Summary: Replicated Data Consistency Explained Through Baseball
This post served as a part of my database design course (CMPE 226) project. It’s my understanding of the paper Replicated Data Consistency Explained Through Baseball.
As the distributed system architecture has been widely used in cloud computing during recent years, it brings different needs for ensuring data consistency among the nodes in different conditions.
Ideally, the distributed databases are better-off to be possessing the same content at the same time, as if they were a single node. However, not all systems need such the highest consistency level which could sacrifice the performance and/or availability. This is where the numerous choices of consistency models come into play.
The paper introduced six levels of consistency models ranging from Eventual Consistency to Strong Consistency. These six levels of consistency guarantees have different trade-offs in terms of consistency, performance, and availability. Besides, the abstraction of the consistency model from its implementation helps prevent the discussion from going too deep into unnecessary details.
The Strong Consistency, as its name suggests, is the strongest level in terms of consistency. It ensures all the write operations are visible to every single read operation afterward. If a write operation was performed, the read operation after that was guaranteed to be carried out after all the writes were completed. Due to the fact that no read operation could be performed until the change was made, the performance and availability are the worst among all the consistency guarantees.
If the constraint on consistency is not needed, Eventual Consistency could be used to achieve better performance and availability for reading and writing operations. It has the weakest consistency but aced in performance and availability. It does not guarantee the data object to be consistent, but it will be consistent sooner or later.
Additional operations could be added to enhance the constrains on consistency. The following four guarantees are accomplished by using different methods to ensure part of the consistency while not sacrificing performance and availability too much.
Bounded Staleness ensures the read to get a strongly consistent result from a certain period of time ago. Consistent Prefix guarantees the reads will always get the result from previous writes in the right order. It may not be the latest, but it must be a chronologically possible value. Another strategy, Monotonic Reads, has similar ideas, except that it doesn’t guarantee the consecutive readings to be always possible in the past. However, it does ensure that the newly read results would always be newer than those of older reads. Read My Writes is the strategy to go if only one client is doing all the writings so that the writer always gets the newest results, but no guarantees for other readers.
In order to demonstrate how each guarantee fits different requirements, a few roles in a baseball game were examed to see how their needs require their respective guarantees.
The official scorekeeper is the single entity that is responsible to provide the most updated score, so the newest previous score is required. This narrows the options down to Strong Consistency and Read My Writes. Considering the scorekeeper does not need to visit multiple replications and no other it writes as well, the Read My Writes guarantee is the most appropriate strategy to take.
The umpire determines the final result of the game, as well as when to end the game. The scores of the two teams must be most updated at the umpire’s read. Besides, the umpire never writes. Thus, Strong Consistency is required for the umpire to do the job.

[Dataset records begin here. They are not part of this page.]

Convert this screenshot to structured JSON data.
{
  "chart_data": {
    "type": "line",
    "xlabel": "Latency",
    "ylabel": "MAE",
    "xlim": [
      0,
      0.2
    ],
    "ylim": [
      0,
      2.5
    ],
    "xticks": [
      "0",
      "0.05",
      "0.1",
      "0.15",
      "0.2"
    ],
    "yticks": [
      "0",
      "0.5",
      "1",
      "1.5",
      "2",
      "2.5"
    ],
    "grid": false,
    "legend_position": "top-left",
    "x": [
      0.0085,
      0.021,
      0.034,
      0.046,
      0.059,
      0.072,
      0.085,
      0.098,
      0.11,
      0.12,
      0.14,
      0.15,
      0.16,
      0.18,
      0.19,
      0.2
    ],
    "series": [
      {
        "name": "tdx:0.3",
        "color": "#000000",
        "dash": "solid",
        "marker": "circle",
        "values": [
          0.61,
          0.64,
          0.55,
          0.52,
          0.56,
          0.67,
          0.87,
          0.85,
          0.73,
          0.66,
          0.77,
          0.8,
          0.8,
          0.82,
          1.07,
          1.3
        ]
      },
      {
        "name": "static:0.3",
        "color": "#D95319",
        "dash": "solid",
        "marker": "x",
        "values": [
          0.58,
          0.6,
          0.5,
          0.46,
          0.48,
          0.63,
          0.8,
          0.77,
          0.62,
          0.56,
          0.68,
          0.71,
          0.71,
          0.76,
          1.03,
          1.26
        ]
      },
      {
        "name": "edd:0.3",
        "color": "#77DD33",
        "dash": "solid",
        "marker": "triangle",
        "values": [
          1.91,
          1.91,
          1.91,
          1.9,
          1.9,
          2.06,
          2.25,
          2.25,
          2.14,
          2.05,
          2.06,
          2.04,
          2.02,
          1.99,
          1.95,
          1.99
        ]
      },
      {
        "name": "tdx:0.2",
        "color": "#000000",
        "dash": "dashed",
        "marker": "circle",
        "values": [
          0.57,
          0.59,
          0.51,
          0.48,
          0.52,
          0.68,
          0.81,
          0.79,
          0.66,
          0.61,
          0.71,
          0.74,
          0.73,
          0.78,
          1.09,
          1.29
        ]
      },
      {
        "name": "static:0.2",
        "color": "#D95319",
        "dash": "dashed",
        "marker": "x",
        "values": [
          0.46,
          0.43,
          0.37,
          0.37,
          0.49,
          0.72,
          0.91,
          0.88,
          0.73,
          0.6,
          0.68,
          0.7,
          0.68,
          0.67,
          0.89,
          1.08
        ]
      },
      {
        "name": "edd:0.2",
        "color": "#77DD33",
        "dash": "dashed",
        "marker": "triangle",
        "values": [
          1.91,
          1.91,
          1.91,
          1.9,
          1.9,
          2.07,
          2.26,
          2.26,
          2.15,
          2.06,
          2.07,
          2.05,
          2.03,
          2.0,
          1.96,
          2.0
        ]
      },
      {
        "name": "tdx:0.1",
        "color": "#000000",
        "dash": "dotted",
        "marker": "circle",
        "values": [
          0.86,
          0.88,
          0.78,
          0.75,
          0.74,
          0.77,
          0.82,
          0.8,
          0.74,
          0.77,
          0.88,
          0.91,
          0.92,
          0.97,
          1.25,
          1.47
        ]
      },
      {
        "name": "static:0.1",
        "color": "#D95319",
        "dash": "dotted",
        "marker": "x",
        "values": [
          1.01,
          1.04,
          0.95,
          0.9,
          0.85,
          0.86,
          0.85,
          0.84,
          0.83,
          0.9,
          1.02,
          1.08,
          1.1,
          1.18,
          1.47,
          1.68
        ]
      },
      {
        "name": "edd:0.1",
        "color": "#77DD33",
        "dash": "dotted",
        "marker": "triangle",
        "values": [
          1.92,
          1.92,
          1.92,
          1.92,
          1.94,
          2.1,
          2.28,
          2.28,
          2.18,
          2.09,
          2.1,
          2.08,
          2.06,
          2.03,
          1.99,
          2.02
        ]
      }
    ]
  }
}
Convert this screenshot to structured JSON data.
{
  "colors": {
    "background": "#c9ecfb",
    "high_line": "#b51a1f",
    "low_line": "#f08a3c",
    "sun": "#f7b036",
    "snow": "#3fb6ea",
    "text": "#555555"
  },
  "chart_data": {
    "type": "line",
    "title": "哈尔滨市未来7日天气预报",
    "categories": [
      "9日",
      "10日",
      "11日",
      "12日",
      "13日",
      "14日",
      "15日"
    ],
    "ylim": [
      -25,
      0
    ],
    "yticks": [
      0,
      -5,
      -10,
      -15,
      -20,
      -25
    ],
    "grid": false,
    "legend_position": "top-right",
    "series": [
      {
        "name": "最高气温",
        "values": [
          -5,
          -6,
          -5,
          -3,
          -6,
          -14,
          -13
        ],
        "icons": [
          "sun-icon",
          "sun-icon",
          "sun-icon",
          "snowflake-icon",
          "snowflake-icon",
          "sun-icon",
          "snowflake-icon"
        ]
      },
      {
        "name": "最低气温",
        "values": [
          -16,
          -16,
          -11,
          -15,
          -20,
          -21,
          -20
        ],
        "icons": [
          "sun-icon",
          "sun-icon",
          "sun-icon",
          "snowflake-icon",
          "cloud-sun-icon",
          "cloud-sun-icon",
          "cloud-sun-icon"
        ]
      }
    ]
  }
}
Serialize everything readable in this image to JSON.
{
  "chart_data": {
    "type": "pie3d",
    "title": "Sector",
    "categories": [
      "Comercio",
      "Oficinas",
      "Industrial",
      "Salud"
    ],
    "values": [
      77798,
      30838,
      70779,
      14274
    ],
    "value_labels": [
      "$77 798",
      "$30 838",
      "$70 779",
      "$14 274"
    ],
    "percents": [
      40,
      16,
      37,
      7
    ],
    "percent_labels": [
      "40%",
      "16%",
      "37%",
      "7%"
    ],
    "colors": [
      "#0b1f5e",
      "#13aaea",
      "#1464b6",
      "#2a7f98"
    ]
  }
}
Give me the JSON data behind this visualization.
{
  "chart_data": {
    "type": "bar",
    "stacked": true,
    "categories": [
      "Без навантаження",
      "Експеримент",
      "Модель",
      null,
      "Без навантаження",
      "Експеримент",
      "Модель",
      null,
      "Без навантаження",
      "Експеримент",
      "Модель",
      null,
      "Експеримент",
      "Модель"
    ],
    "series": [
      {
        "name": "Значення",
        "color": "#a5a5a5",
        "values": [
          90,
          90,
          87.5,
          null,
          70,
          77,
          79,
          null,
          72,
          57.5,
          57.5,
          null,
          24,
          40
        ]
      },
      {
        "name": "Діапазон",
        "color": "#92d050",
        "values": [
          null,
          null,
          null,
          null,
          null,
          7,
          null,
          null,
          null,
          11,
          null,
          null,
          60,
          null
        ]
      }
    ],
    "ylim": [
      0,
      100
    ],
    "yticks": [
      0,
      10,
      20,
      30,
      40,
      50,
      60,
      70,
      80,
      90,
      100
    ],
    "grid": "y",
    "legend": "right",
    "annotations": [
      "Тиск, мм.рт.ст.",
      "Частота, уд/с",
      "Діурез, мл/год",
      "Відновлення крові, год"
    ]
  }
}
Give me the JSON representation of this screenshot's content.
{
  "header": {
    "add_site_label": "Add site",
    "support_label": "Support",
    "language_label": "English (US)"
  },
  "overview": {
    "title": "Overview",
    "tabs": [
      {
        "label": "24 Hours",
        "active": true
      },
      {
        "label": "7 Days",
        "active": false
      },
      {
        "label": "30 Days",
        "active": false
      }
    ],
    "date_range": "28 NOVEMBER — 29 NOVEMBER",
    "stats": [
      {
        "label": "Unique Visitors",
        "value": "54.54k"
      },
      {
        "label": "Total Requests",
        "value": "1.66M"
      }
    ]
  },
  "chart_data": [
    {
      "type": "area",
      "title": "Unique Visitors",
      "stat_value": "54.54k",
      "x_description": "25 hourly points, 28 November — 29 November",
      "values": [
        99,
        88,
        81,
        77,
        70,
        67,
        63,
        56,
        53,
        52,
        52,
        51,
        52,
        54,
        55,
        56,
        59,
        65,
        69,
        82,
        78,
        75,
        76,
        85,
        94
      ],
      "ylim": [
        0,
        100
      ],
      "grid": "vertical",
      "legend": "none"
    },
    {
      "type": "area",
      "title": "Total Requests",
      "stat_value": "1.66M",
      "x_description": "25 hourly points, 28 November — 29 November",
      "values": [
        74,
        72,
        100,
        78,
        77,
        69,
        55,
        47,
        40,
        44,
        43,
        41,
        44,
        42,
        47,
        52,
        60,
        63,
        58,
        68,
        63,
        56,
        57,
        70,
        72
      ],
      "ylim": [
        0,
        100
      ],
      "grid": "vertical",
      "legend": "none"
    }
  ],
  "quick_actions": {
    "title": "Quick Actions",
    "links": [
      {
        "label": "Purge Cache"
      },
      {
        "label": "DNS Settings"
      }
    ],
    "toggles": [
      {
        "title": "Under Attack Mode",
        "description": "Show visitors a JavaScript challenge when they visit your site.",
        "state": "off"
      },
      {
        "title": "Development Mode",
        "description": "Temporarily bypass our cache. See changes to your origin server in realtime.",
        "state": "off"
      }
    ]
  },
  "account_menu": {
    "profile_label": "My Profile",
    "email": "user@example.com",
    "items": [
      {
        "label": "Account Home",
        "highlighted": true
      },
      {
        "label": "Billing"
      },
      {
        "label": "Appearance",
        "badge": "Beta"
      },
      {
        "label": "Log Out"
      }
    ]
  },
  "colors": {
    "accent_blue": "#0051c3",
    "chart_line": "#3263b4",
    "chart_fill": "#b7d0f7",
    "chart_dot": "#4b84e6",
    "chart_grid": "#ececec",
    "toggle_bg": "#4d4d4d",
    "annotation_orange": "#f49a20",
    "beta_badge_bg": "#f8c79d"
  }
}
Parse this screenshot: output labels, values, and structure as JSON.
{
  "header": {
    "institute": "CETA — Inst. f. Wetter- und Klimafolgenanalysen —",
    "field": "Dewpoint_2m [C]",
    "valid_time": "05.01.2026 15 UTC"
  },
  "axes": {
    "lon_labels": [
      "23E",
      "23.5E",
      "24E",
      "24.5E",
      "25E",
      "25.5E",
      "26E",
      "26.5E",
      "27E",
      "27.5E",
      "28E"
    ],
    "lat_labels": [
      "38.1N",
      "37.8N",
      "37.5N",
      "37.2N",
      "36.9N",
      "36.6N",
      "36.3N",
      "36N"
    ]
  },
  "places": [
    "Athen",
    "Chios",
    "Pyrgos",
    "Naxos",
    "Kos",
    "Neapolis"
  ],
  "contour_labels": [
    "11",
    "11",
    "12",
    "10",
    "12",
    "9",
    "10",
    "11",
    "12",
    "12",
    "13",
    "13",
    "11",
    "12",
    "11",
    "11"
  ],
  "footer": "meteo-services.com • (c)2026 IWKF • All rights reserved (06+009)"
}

The radio reporter periodically reports the score via radio. It’s reading should be chronologically correct and should not contradict the previous ones. This requirement makes Consistent Prefix along with Monotonic Reads required and nothing else.
The sportswriter doesn’t care about the result until the game is over. As long as the data is up-to-date at the time when the writer starts writing about that game. Bounded Staleness is perfect for this purpose.
The statistician records the score for the team throughout the seasons. It reads its own written stat before writing the new value. As discussed in scorekeeper, Read My Writes is good for that. Besides, it also needs to read today’s score as a part of writing a new value, which requires Strong Consistency or Bounded Staleness depending on the time frame.
There are also stat watchers who only chat with friends about the stats and it does not need to always get the latest results. Eventual Consistency should be enough for them.
After analyzing this baseball game application of the guarantee strategies, it turns out that, even within such a simple application, all six guarantees are useful, and different people could have their own needs. Since the discussion does not touch the implementation layer, it should be straightforward to use modulized implementation for different strategies. Thus, if any client wants to switch to another guarantee strategy, it could be accomplished without any pain.